Trump Japan China Flesh Cut
Constantin von Hoffmeister
Eurosiberia (Substack)
A splice of empire and Pacific power
The dog moves its body through the tail, the tail vibrates through the dog—an ancient metaphysical exchange of dominance, the primal grammar of power that every empire tattoos into its nerves. Trump’s voice slithered across the Pacific circuitry, an electric whisper to Takaichi Sanae, the new priestess-premier of Japan’s nationalist dreamworld. In this phone-call-as-ritual, he reminded her of the old Eurasian law: no tail declares war on the dragon unless the dog signals the hunt.

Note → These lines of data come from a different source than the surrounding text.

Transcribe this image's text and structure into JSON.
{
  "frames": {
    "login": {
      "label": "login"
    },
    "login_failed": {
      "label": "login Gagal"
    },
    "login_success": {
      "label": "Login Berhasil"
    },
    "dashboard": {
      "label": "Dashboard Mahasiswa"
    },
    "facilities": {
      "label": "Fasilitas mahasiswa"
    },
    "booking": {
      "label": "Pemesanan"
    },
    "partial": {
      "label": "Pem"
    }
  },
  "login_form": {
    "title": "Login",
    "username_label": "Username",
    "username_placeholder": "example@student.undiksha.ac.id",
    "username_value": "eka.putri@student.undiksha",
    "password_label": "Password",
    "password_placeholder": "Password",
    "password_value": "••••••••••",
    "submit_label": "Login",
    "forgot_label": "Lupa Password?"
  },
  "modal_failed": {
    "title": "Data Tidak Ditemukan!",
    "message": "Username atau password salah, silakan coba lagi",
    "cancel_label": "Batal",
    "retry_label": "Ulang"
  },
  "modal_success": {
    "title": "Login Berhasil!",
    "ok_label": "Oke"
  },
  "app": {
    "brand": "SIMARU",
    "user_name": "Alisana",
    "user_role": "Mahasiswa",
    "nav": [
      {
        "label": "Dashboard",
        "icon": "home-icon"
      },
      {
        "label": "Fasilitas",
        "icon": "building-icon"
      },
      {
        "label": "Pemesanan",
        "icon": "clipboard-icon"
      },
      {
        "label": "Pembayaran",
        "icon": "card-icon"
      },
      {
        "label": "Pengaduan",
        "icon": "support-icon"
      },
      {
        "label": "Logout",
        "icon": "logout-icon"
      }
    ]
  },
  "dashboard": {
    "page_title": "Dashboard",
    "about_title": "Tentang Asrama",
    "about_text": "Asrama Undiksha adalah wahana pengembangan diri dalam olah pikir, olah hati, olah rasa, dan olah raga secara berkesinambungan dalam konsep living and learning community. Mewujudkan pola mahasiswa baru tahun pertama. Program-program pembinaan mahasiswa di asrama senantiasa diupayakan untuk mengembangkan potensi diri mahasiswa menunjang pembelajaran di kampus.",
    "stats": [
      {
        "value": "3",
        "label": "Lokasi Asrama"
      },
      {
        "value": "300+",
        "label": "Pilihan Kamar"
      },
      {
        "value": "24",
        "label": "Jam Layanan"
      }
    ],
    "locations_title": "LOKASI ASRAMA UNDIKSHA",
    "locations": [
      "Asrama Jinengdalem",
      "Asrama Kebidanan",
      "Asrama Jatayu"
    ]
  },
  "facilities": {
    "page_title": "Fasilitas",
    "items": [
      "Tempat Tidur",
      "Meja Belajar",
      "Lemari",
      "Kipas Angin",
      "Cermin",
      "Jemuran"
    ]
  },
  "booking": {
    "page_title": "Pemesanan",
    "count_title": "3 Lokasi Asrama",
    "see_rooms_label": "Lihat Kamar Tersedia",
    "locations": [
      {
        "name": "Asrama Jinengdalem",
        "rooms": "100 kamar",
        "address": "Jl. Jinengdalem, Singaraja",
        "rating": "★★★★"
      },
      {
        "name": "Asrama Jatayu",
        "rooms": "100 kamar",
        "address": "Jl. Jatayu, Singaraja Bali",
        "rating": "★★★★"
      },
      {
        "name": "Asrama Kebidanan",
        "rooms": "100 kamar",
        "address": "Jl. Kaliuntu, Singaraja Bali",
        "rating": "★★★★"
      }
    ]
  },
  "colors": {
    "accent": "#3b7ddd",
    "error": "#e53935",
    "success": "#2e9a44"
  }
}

Before that, the American president had drifted, dripped, dissolved into conversation with Xi Jinping, whose words arrive like coded telegrams from a dynastic machine older than all Western ideologies. Beijing’s message, crystalline and metallic, thundered: Taiwan is sacred territory, an internal biome, a space where foreign militaristic hiccups from Tokyo shimmer like errors in a dying program. Takaichi, fierce in her revivalist vision, had proclaimed that Japan would leap into the Taiwan theater at the slightest flash of violence. Beijing heard this as a Conservative-Revolutionary ghost—the kind that speaks of lost empires and resurrected armadas. And Beijing answered in kind: fire in the tone, a dragon coiling around the old law of sovereignty.
International law, that fragile architecture inherited from shattered centuries, speaks the same: Taiwan is a matter of the inner kingdom, the core, the primal cell. No foreigner should touch it. The threat alone vibrates in Beijing’s sensors as an unwanted rupture.